一瞬だけ油断した隙に距離を詰められ、抱えるように隠していたケーキは机の上に避難させられ、あっという間に私はサルの腕の中にいた。びっくりして私は短く悲鳴をあげるけど彼は全く気にしない様子で私を抱き締める。

「ニケから甘い匂いがする」
「…それはケーキ作っていたからでしょ」
「食べて良い?」
「だ、駄目よ。そんな丸焦げのケーキなんて、美味しくないわ」
「ケーキは勿論だけどニケのことも、食べて良い?」

びっくりして顔を上げれば、彼に私の目尻に溜まっていた涙を舐め取られる。

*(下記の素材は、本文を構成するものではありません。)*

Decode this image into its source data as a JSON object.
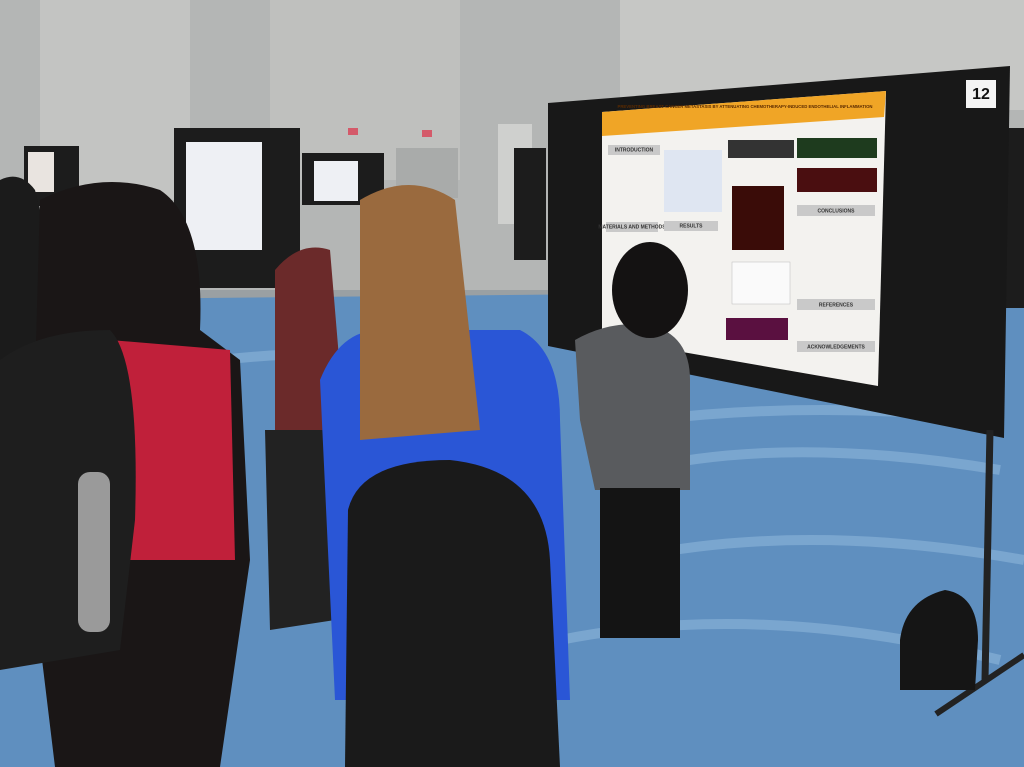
{
  "board_number": "12",
  "poster": {
    "title": "PREVENTING BREAST CANCER METASTASIS BY ATTENUATING CHEMOTHERAPY-INDUCED ENDOTHELIAL INFLAMMATION",
    "sections": [
      "INTRODUCTION",
      "MATERIALS AND METHODS",
      "RESULTS",
      "CONCLUSIONS",
      "REFERENCES",
      "ACKNOWLEDGEMENTS"
    ]
  }
}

顔を真っ赤にさせ口をパクパクさせて驚けばサルはからかうにくすくす笑う。

「ニケ」
「…サルの、馬鹿」
「馬鹿で結構」

服の裾から入る手付きに身を震わせながら、視界に入る焦げたケーキを眺める。美味しく作れたらこんなことにはならなかったのかしら。ううん、きっとサルだから関係ないわ。自問自答に苦笑しながら、私は目を閉じた。